One more thing that was noticed is that the google-cloud/debug was erroring out with a bunch of insufficient scopes errors:

This is because the Cloud Debugger API access scope is not granted for the online-boutique-pr and online-boutique-master cluster nodes. Thus, we should create the clusters with --scopes=https://www.googleapis.com/auth/cloud_debugger,gke-default in order for the debug agent to be able to connect to API.

I have created a new cluster online-boutique-pr-v2 with the above mentioned scopes and updated the GitHub CI workflows to use the new cluster. The changes can be viewed in #644

This takes care of all the insufficient scopes errors that were observed but does not seem to fully eradicate the memory issue. This change seems to delay the time it takes for the memory to hit the peak by ~1.5 hours.

[Shabirmean]

I create two PRs two generate some profiler data in the CI project for this repo.

• test: has all enabled (do not merge) #653 has the google-cloud-debug agent enabled
• test: has no debug (do not merge) #654 has no google-cloud-debug agent enabled

These PR had different version tags for the profiler agent in the currencyservice

• test: has all enabled (do not merge) #653 --> vNew-HasDebug
• test: has no debug (do not merge) #654 --> vNew-NoDebug

You can view the profiler data for these versions under the profiler view in the CI project. Filter by the following criteria and you use it to understand the differences.

[NimJay]

Hi @Shabirmean,

Please correct me if I'm wrong.
We are now just waiting on this issue to be fixed via googleapis/cloud-debug-nodejs#811.
Judging from Ben Coe's comment, this is something they plan to fix.

Let me know if there is any action we need to take in the meantime.

[Shabirmean]

Hi @Shabirmean,

Please correct me if I'm wrong. We are now just waiting on this issue to be fixed via googleapis/cloud-debug-nodejs#811. Judging from Ben Coe's comment, this is something they plan to fix.
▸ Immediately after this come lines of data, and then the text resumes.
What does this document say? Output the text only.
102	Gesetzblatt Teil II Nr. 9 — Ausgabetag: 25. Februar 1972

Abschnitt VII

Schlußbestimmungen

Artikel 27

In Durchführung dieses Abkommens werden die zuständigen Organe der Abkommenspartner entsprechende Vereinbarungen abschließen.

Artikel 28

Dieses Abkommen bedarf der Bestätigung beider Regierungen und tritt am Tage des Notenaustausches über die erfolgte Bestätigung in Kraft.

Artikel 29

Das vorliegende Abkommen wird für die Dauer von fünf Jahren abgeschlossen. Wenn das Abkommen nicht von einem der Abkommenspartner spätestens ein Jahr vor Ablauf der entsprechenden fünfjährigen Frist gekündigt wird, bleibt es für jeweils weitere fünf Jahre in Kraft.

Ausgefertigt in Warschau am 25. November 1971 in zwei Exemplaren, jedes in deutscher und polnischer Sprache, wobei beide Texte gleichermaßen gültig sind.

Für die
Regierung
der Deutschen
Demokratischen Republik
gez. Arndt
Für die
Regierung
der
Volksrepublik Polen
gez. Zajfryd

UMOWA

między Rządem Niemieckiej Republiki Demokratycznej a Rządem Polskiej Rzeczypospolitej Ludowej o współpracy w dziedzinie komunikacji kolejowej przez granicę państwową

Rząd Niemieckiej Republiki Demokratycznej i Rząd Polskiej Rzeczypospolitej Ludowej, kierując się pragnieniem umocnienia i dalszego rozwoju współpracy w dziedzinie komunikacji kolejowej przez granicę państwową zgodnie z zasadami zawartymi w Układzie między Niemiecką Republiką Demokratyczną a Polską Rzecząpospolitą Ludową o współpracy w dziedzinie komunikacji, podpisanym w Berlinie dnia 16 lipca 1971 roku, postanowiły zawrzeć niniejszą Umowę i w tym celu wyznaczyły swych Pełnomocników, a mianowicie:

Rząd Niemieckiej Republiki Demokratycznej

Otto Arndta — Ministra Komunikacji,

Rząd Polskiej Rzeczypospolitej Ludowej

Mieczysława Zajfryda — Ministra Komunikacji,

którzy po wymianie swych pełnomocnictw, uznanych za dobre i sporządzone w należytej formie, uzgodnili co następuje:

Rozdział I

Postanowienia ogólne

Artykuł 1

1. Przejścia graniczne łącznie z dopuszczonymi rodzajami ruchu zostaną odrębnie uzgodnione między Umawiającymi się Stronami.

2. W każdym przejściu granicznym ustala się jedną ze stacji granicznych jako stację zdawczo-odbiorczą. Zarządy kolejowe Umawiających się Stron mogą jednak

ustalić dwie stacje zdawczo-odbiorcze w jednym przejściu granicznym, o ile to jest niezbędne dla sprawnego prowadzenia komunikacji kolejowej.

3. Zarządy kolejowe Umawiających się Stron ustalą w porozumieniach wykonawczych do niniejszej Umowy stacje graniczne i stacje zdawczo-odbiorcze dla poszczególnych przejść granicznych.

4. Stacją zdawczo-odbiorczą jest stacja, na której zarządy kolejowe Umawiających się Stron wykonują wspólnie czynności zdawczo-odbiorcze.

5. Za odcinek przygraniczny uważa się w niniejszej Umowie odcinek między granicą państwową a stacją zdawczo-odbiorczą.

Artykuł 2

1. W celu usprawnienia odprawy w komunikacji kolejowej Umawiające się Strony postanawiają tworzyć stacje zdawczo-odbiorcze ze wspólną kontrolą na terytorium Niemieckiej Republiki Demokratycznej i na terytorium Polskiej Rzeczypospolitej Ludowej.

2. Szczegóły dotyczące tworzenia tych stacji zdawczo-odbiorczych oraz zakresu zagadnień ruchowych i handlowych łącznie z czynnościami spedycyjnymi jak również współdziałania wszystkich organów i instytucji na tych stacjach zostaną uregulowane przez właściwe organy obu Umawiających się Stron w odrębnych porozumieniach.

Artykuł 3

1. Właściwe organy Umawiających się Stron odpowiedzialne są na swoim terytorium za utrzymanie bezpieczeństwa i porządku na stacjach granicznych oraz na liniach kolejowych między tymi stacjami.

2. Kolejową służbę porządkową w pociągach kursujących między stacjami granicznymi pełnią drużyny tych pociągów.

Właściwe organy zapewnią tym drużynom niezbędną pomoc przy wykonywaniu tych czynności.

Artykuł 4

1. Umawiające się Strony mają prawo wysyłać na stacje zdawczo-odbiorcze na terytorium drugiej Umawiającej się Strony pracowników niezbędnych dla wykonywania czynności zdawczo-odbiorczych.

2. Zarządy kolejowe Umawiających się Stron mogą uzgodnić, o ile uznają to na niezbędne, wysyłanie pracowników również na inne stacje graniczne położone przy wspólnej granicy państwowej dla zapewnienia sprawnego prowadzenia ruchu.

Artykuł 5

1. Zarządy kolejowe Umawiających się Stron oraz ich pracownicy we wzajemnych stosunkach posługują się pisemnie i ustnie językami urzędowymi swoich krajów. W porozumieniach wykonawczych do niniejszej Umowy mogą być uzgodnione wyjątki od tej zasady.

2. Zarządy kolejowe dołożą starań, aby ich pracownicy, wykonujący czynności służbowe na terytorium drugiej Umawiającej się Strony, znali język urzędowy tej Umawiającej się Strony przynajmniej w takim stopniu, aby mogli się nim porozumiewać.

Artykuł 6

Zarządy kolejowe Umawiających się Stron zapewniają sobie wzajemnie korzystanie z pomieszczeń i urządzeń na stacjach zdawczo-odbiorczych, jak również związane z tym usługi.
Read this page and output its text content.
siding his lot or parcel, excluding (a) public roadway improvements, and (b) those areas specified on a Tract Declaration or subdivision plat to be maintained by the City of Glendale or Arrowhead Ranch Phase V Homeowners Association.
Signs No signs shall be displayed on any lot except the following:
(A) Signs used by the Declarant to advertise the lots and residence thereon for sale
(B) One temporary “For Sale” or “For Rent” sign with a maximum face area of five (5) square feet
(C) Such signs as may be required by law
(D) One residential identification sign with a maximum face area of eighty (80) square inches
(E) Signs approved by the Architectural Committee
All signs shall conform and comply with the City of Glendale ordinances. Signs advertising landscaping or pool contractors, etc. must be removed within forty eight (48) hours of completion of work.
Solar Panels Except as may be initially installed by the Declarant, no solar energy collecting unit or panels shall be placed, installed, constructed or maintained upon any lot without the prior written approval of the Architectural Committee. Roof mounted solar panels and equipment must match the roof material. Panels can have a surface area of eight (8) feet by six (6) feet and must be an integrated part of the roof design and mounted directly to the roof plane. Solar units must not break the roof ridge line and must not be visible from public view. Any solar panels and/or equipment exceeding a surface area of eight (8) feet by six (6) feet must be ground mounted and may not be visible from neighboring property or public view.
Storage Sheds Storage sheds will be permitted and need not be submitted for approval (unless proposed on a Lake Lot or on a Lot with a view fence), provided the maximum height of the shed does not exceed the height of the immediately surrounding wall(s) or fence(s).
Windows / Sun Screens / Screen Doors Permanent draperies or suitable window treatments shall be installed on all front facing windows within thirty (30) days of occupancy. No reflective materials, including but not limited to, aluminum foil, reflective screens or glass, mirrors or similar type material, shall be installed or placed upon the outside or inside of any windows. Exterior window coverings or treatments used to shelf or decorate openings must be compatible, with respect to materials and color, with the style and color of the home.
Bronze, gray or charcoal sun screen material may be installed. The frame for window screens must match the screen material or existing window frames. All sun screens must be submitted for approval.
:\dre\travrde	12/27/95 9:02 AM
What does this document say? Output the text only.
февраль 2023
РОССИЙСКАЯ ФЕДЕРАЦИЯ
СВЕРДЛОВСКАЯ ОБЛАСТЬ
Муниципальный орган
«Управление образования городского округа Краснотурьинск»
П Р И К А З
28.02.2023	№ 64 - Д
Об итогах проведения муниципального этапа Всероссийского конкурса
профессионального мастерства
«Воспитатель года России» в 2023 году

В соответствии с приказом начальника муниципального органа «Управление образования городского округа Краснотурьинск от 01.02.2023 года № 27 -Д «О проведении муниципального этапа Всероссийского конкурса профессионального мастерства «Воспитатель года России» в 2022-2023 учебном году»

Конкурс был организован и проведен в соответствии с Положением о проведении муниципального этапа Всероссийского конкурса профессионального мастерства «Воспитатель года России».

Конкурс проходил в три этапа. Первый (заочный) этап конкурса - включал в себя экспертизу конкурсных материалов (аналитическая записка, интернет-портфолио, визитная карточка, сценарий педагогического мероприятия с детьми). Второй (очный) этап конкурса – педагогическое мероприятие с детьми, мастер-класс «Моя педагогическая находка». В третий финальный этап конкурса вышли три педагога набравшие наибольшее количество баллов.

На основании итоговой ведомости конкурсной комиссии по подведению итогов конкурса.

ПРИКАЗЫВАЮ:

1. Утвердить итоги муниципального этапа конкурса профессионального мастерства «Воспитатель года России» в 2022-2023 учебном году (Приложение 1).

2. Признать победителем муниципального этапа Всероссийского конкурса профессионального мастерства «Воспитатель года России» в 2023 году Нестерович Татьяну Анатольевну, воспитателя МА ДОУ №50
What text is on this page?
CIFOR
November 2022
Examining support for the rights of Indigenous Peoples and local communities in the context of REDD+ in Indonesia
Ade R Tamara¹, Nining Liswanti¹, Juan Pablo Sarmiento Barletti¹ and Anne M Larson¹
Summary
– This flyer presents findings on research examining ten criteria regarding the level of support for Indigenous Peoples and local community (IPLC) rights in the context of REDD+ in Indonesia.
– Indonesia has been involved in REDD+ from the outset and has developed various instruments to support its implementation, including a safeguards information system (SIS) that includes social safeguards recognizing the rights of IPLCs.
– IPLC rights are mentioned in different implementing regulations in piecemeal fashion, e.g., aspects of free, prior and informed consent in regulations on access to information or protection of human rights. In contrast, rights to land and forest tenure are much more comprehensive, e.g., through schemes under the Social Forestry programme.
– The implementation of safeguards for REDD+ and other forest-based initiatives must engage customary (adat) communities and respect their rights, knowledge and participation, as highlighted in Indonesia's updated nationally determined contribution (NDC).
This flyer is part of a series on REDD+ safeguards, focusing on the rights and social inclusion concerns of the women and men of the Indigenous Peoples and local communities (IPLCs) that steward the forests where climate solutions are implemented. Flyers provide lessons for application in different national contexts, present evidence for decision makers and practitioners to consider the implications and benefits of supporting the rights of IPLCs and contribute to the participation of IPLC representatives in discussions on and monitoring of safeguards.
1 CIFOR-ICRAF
Let me know if there is any action we need to take in the meantime.

Hello @NimJay

There isn't much we can do from our side. I have communicated with Ben and seeing if we can work with the debug team to get that issue (googleapis/cloud-debug-nodejs#811) fixed. Until then, no action is needed/possible from our side. I suggest we keep this issue open!

[bourgeoisor]

This is still an issue, but bumping priority down to p3

[mathieu-benoit]

Now that #1281 is merged into the main branch we could close this issue. Cloud Debugger is now removed from this project.